Generative AI as a patient-facing chatbot can help collect data and support patient triage, respond to basic patient questions and facilitate care navigation. These functions can expand access to care, democratize access to understandable information and offer more accurate and reliable data, the report said.

But there are concerns about the ethics of technology that mimics a human as well as whether that is being properly disclosed to a user. There are also concerns about chatbots’ accuracy, the loss of human connection and information flow—that is, what can help guarantee a patient that is triaged to a high-risk category actually gets the care they need.
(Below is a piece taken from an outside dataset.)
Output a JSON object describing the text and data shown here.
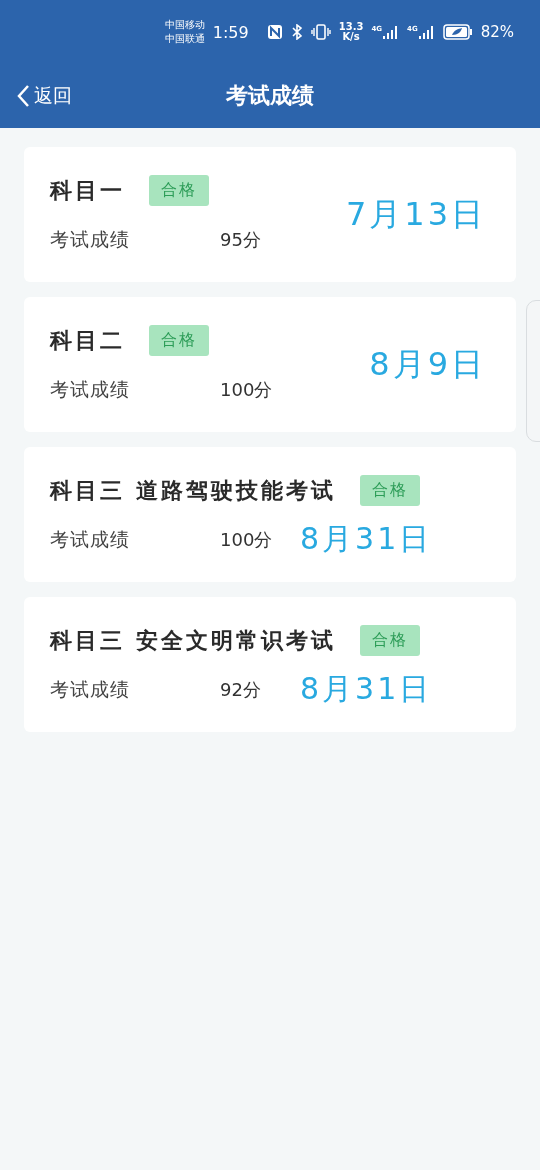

The report offered several mitigation strategies, including embedding disclosures of a chatbot’s function for patients, designing chatbots with guardrails and ensuring escalation pathways for chatbot users. An example of a guardrail is having certain prompts that a chatbot cannot respond to. Maintaining human oversight of chatbots also remains crucial, the report said. That includes routine auditing of chatbot performance and clinical review of conversations to ensure that patients’ needs are being met.

Patient representatives involved in the report were pretty favorable to AI being used in care, Mate said. They have hope in its ability to possibly remove the “chronic headaches” of patient safety and quality—things like human errors in drug interactions or handoffs. But they insist on transparency around AI use.

“The patient community was very clear on the fact that at least for now… there would be a clear annotation to whatever work product is created that was aided and augmented by an AI technology,” Mate said.

“So much around how this technology is going to be deployed in our environments is not worked out, and I hope this paper and the various audiences in it … will help,” Mate concluded.